Ringkasan Berita:
- Sebanyak 184.313 KPM di Surabaya menerima penyaluran beras bantuan pangan 30 kg untuk alokasi 3 bulan sekaligus.
- Pemkot Surabaya bersama Bulog menargetkan seluruh distribusi tuntas pada 15 September 2026 dengan melibatkan Karang Taruna.
- Penerima manfaat dilarang keras menjual beras bantuan dengan sanksi tegas pencoretan atau blacklist permanen.
DIAGRAMKOTA.COM — Pemerintah Kota (Pemkot) Surabaya bersama Perum Bulog Kantor Cabang Surabaya mengintensifkan distribusi Program Bantuan Pangan Komoditas Beras tahap lanjutan. Penyaluran serentak untuk alokasi bulan Juli, Agustus, dan September 2026 tersebut menyasar sebanyak 184.313 Kelompok Penerima Manfaat (KPM) di seluruh penjuru Kota Pahlawan dengan target rampung pada 15 September mendatang.
Mewakili Wali Kota Surabaya Eri Cahyadi, Asisten Administrasi Umum (Asisten III) Pemkot Surabaya Anna Fajriatin meninjau langsung kelancaran proses distribusi di Kecamatan Jambangan pada Senin (24/8/2026). Dalam skema ini, setiap KPM menerima pasokan total 30 kilogram beras sekaligus, yang merupakan akumulasi alokasi 10 kilogram per bulan.
“Ini merupakan program dari pemerintah pusat untuk mengintervensi pengeluaran warga rentan dan tidak mampu. Pemkot Surabaya bertugas melakukan verifikasi data hingga membantu mekanisme penyaluran di lapangan,” ungkap Anna.
Kolaborasi Karang Taruna dan Rincian Distribusi Wilayah
Guna menjamin akurasi dan mencegah antrean menumpuk, Pemkot Surabaya mengoptimalkan peran pemuda Karang Taruna dalam proses verifikasi data di lapangan. Titik distribusi dirancang fleksibel di kantor kelurahan, balai RW, hingga lokasi strategis lain sesuai pemetaan koordinasi para camat dan lurah.
“Dalam proses penyalurannya, kami mengandeng adik-adik Karang Taruna di wilayah tersebut untuk membantu melakukan verifikasi data,” tambah Anna.
Sebaran Penyaluran di Sejumlah Kelurahan:
- Kelurahan Pakis: 808 KPM
- Kelurahan Karah: 605 KPM
- Kelurahan Jambangan: 403 KPM
- Kelurahan Kebonsari: 388 KPM
Pengawasan Berlapis: Sanksi Blacklist bagi yang Menjual Beras Bantuan
Pemkot Surabaya mengeluarkan peringatan tegas bahwa komoditas beras bantuan pangan dilarang keras untuk diperjualbelikan kembali ke pasar. Pengawasan berjenjang diterapkan secara ketat melibatkan jajaran camat, lurah, RT/RW, hingga Karang Taruna, didukung stempel khusus penanda bantuan pemerintah pada setiap kemasan sak beras Bulog.
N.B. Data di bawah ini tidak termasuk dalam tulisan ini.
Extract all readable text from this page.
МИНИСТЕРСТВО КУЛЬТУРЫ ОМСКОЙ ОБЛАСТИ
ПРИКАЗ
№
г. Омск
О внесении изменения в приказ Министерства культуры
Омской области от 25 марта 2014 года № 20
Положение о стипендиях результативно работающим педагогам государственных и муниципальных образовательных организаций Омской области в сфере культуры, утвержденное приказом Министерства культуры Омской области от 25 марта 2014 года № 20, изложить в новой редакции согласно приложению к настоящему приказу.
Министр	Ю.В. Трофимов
“Jika ada penerima manfaat yang terbukti menjual beras bantuan ini, namanya akan langsung dicoret atau di-blacklist dari daftar penerima bantuan berikutnya. Tentunya kami berharap bantuan ini bisa meringankan beban warga yang membutuhkan,” tegas Anna.
Komitmen Bulog Jaga Ketahanan Pangan Masyarakat Rentan
Pimpinan Cabang Bulog Kantor Cabang (Kancab) Surabaya, Nur Fuad Indra Mitra, menegaskan bahwa ketersediaan dan keandalan distribusi beras ini merupakan instrumen strategis intervensi sosial dari Pemerintah Pusat demi menekan potensi kerawanan pangan keluarga miskin dan rentan.
“Kami berharap program ini dapat meringankan beban kebutuhan pokok Bapak dan Ibu sekalian, sehingga potensi kerawanan pangan di tingkat keluarga dapat teratasi dengan baik,” pungkas Nur Fuad.